Оставшаяся часть головоломки – это идея переживаний растений. Действительно ли лишенный воды папоротник чувствует отсутствие объекта своего желания? Для Платона подобное чувство служит безусловной исходной точкой для любой жизни, достойной этого имени. Мало того, современная наука подтверждает его интуицию. В частности, раздел ботаники «коммуникация» демонстрирует бо́льшую сложность растений, чем полагали ранее. Кроме регистрации неблагоприятных изменений окружающей среды (к примеру, засухи или нападения травоядных насекомых), растения с помощью своих корней сообщают о появлении экологических стрессоров, при этом часть информации кодируется ими в биохимических сообщениях, предназначенных для соседей.

Говорить о растительном опыте вполне допустимо, уточнив при этом, что растения лишены самоощущения. Согласно точной формулировке Платона, растение «не видит и не понимает своего состояния и природы. Поэтому, безусловно, оно живет и являет собой не что иное, как живое существо, однако прикреплено к своему месту и укоренено в нем, ибо способности двигаться [вовне] своей силой ему не дано» (Тимей. 77c). Это объяснение подводит нас к новому вопросу, влекущему за собой целый клубок проблем: на каком основании Платон отделяет желание от знания? Разве желание само по себе не предполагает хотя бы зачаточного распознавания? Желающее существо, по меньшей мере, должно уметь отличить желаемый объект от нежелаемого[12].

Растение, разумеется, не задается вопросом о том, что такое вода, у него нет «идеи» воды как отдельного объекта. Его знание вовсе не является концептуальным, оно есть практический результат успешного определения X и не-X (в данном случае воды и не-воды) с помощью соответствующих рецепторов. В этом самом элементарном смысле растения «знают» больше, чем мы думаем. Не так давно ботаник Дэниел Чамовиц подытожил открытия современной науки о растениях в книге Что знает растение.

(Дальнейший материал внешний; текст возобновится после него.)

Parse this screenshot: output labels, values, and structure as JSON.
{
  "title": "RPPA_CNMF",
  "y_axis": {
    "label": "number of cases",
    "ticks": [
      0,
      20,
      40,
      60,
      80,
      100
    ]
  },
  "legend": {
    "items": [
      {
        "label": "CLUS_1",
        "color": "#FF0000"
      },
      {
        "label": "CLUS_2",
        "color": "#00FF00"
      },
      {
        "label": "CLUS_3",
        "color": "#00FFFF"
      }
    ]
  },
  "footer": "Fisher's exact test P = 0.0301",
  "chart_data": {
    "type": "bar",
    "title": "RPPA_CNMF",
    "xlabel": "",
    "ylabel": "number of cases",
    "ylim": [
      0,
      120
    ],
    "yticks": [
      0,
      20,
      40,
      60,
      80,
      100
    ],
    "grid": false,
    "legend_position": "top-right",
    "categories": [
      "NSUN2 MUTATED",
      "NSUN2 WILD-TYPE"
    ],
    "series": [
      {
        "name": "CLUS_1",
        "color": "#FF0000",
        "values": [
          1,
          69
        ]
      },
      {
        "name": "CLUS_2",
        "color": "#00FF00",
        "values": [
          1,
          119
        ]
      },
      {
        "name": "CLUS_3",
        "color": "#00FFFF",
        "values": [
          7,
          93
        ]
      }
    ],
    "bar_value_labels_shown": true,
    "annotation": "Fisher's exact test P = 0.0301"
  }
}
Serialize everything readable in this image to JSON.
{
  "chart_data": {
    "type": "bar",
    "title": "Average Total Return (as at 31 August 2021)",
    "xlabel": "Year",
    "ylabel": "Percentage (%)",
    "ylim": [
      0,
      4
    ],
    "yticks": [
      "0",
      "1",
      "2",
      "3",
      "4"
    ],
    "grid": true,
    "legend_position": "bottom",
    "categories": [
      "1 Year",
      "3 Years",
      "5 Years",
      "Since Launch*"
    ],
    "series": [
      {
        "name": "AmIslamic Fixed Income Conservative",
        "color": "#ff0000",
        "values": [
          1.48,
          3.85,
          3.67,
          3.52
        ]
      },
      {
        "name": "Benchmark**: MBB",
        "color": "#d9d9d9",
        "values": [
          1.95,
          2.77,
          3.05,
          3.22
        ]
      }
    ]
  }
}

В главах, посвященных исследованию того, «что видит растение», «что слышит растение», а также анализу остальных растительных «чувств», мы сталкиваемся с данными, подтверждающими гипотезу Платона. Возьмем, к примеру, одну из наиболее разумных поведенческих реакций растения, которую мы наблюдаем, – закрытие листьев мимозы при прикосновении. В основе быстрого закрытия листьев лежит механизм регуляции уровня воды в клетках растения. При физическом контакте листья мимозы генерируют электрический заряд, удивительно похожий на потенциалы действия в нервных клетках животных, который заставляет клетки листьев освобождаться от воды. Как только миниатюрный гидравлический насос заканчивает свою работу, давление воды на оболочку клеток падает, и лист закрывается[13]. Растение не только знает, что к нему прикасаются, но и использует определенное вещество, а именно воду, для достижения желаемого результата – закрытия листьев – и при определенных условиях может научиться не закрывать свои листья[14].

Конечно, по оценке Платона, растительное желание не достигает подобных высот изощренности. Оно сосредоточено исключительно в вожделеющей душе, с ее удовольствиями и страданиями, голодом и временным пресыщением, физическими желаниями и фрустрацией. Растения Платона – это чисто гедонистические существа, так как у них просто нет другой способности души (то есть способности рассуждать), которая могла бы ограничить их стремления. У нас, людей, также есть вожделеющая душа, расположенная примерно в области желудка. Но это всего лишь низшая психическая область, которая сдерживается одухотворенной душой, обитающей ближе к сердцу, и разумной душой, водворенной в голове. При условии, что разумная душа твердо управляет моими действиями, я без причины не стану действовать подобно неразумному желудку; каким бы голодным я ни был, я не стану вырывать кусок хлеба из рук другого человека. Гармонично функционирующая человеческая душа – это страсти, подчиняющиеся закону разума с помощью духа-посредника. То же относится и к идеальному политическому режиму, описанному Платоном в Государстве, где элемент, родственный вожделеющей душе, класс производителей (работников), подчиняется царю-философу, который воплощает собой принцип разума при посредничестве одухотворенного класса стражей. Отсюда следует, что работники у Платона не только существа, руководствующиеся исключительно желанием, но и самые растительные из людей.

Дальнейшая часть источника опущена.